A growing number of clinicians specializing in nursing home care indicates the beginning of a new trend in healthcare, but the impact of these new specialists on outcomes remains unclear.
As the population of the United States ages and Medicare places more emphasis on nursing home care quality, more hospitals are concentrating care among physicians trained to treat hospitalized patients.
A recent research letter in JAMA found that the number of doctors who are “nursing home specialists” increased by more than one-third between 2012 and 2015. Previous research has found that nursing home care is common, but the quality of care is variable. The development of this new specialty could help to improve that care.
According to the study’s lead author, Kira L. Ryskina, MD, MS, an assistant professor at the Perelman School of Medicine, nursing home specialists have the potential to change healthcare delivery, but the effect on outcomes is still unclear.

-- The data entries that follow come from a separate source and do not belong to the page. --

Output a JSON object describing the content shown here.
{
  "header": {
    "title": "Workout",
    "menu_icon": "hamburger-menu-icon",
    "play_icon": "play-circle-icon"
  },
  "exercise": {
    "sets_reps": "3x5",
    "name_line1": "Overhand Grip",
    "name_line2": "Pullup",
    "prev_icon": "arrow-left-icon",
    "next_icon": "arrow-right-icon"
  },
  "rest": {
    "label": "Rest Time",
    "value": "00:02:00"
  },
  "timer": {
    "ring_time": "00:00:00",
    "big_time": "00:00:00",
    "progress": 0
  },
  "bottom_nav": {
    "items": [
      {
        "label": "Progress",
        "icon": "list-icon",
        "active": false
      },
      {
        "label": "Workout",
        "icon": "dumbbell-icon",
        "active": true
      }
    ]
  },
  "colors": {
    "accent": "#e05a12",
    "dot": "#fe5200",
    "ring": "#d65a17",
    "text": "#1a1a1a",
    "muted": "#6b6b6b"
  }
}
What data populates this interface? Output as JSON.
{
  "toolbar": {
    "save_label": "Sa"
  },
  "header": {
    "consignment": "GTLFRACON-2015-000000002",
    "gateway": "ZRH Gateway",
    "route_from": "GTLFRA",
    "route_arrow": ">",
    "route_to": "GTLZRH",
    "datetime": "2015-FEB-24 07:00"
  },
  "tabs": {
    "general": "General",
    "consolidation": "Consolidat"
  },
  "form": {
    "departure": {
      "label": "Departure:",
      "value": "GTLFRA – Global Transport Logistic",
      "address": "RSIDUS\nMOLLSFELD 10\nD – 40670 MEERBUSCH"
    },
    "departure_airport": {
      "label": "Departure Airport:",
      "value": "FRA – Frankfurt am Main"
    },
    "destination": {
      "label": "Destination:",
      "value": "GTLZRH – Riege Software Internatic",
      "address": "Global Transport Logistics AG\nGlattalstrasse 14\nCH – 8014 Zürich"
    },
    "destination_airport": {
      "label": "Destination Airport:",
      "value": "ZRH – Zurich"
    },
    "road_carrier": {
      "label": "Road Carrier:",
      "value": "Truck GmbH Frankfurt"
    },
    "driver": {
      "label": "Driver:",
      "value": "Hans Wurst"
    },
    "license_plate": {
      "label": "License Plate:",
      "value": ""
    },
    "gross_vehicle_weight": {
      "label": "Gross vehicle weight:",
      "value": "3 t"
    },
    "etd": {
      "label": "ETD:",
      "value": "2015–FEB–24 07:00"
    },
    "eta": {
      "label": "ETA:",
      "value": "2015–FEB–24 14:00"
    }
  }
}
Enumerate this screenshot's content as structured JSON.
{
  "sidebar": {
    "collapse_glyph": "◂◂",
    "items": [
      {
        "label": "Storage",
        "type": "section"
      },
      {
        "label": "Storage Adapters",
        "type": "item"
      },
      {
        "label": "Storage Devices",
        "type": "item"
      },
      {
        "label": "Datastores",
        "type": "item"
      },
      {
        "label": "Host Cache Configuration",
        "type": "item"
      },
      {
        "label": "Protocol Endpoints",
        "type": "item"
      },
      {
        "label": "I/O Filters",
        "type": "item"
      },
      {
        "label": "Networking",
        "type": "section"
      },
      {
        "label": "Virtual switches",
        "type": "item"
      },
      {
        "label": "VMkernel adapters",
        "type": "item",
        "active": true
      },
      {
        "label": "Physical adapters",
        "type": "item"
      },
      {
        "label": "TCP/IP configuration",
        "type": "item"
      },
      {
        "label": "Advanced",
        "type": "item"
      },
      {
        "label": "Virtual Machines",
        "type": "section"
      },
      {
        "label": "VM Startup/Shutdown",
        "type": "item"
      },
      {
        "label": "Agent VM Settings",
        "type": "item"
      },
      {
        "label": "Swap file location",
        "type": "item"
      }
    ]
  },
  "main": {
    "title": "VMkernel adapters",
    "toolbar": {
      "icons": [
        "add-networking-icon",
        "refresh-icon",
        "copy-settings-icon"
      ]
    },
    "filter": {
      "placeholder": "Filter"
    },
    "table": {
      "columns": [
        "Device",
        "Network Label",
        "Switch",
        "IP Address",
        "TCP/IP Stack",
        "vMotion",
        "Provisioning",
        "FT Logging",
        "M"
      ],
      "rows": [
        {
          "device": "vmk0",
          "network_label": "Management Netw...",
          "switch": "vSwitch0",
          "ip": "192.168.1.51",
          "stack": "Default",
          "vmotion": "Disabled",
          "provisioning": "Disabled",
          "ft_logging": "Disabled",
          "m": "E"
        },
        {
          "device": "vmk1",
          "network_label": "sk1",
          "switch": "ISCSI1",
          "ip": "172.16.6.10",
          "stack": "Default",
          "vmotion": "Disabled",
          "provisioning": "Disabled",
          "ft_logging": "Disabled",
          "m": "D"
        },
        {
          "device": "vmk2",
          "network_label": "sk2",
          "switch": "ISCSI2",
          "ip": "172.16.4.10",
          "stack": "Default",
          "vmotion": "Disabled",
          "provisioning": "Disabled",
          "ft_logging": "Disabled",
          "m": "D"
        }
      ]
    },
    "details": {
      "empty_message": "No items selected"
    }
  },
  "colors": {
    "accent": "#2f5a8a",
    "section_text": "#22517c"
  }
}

“On one hand, clinicians who practice in the nursing home exclusively could improve patient outcomes and reduce costs by leveraging expertise in nursing home processes of care, for example,” Ryskina said in a statement. “But, concentrating patient care among nursing home specialists could also mean that patients are no longer seen by their primary care providers, who traditionally follow patients for years and across care settings.”
Ryskina and colleagues analyzed the Provider Utilization Files containing Part B Medicare fee-for-service billings and identified generalist physicians and advanced practitioners who provided nursing home care from 2012 to 2015. Clinicians who billed at least 90% of episodes from the nursing home were classified as nursing home specialists.
While the number of clinicians billing for nursing home care was stable during the study period, the number of nursing home specialists increased 33.7%. Those specializing in post-acute care and advanced practitioners were the most common types of nursing home specialists.
Growth in nursing home specialists is uneven across the country. While 78.7% of hospital referral regions included reported an increase in these specialists per occupied bed, 20% experience a decrease in the number of nursing home specialists per occupied bed.
“The variation in adoption of specialists indicates a lack of consensus regarding the benefits of specialization,” Ryskina said.
As of 2015, nursing home specialists accounted for just 21% of all nursing home clinicians, which may indicate that the trend toward nursing home specialization is still in its nascent stages.
“Hospitals in recent years have sought to improve care by concentrating it among ‘hospitalist’ physicians who focus on treating hospitalized patients,” Ryskina said. “Twenty years ago, the hospitalist movement started in the same way, wherein hospitals were under pressure to reduce costs, and readmissions. We might be seeing the beginnings of a similar trend in nursing home care.”